Deux poursuites au civil contre la Ville de Montréal et le SPVM

Radio-Canada a appris que l'inspecteur Imad Sawaya, qui a déposé deux poursuites au civil contre la Ville de Montréal, vient de remporter une manche importante devant les tribunaux.

Le 23 septembre dernier, la Cour du Québec a ordonné à la Ville de Montréal de lui fournir en preuve le dossier d'enquête de la SQ qui le concernait ainsi que toutes les pièces qui l'accompagnent.

Dossier d'enquête.

La Cour du Québec a ordonné à la Ville de Montréal de remettre à l'inspecteur Imad Sawaya son dossier d'enquête de la SQ.

Photo : Radio-Canada / Pascal Robidas

Le juge Éric Dufour a statué que l'inspecteur Sawaya, qui réclame sa réintégration au SPVM et 2,5 millions en dommages et intérêts, était dans son droit de connaître le résultat de l'enquête criminelle de la SQ.

Mon client est blanchi de toutes accusations criminelles, mais malgré tout, on maintient sa suspension pour le forcer à rester à la maison depuis trois ans. De mon point de vue, ce délai dépasse toutes les balises de la Cour suprême, de la Loi sur la police ou encore du Droit du travail. On assiste à des manœuvres fallacieuses de l'employeur qui ne veut plus de lui, de toute évidence. C'est, à mon sens, un congédiement déguisé, a déclaré Me Thomas Villeneuve-Gagné, qui représente l'inspecteur Sawaya.

Les audiences pour forcer le SPVM à le réintégrer devaient commencer à la fin du mois de septembre, mais la Cour du Québec a accepté de les repousser de quelques mois.

L'avocat de l'inspecteur a demandé un délai raisonnable pour consulter et analyser l'ensemble des documents de la SQ pour étoffer les recours au civil contre la Ville.

J'ai travaillé avec l'inspecteur Sawaya et c'était un policier très ''opérationnel''. Il a probablement dérangé du monde dans l'organisation, mais il était dans l'action.
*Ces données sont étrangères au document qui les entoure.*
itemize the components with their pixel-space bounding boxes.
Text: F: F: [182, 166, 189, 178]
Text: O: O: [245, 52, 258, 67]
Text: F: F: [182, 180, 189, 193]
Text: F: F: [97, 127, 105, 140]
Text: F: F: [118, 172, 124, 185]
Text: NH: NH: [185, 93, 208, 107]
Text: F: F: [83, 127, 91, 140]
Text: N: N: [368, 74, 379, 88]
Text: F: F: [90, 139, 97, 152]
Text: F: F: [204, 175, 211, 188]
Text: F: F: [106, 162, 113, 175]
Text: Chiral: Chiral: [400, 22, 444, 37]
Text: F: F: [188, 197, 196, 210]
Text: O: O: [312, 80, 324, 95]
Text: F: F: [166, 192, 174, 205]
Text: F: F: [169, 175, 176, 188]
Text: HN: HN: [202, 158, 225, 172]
Depuis trois ans, il n'a jamais pu prendre la parole pour se défendre à cause de son lien d'emploi avec la Ville, a commenté un autre haut gradé.

Me Thomas Villeneuve-Gagné estime que les audiences pour forcer la Ville à réintégrer l'inspecteur Imad Sawaya au SPVM pourraient débuter vers le mois de février 2021.

Le SPVM n'a pas répondu à notre demande d'entrevue pour commenter les poursuites de l'inspecteur Imad Sawaya.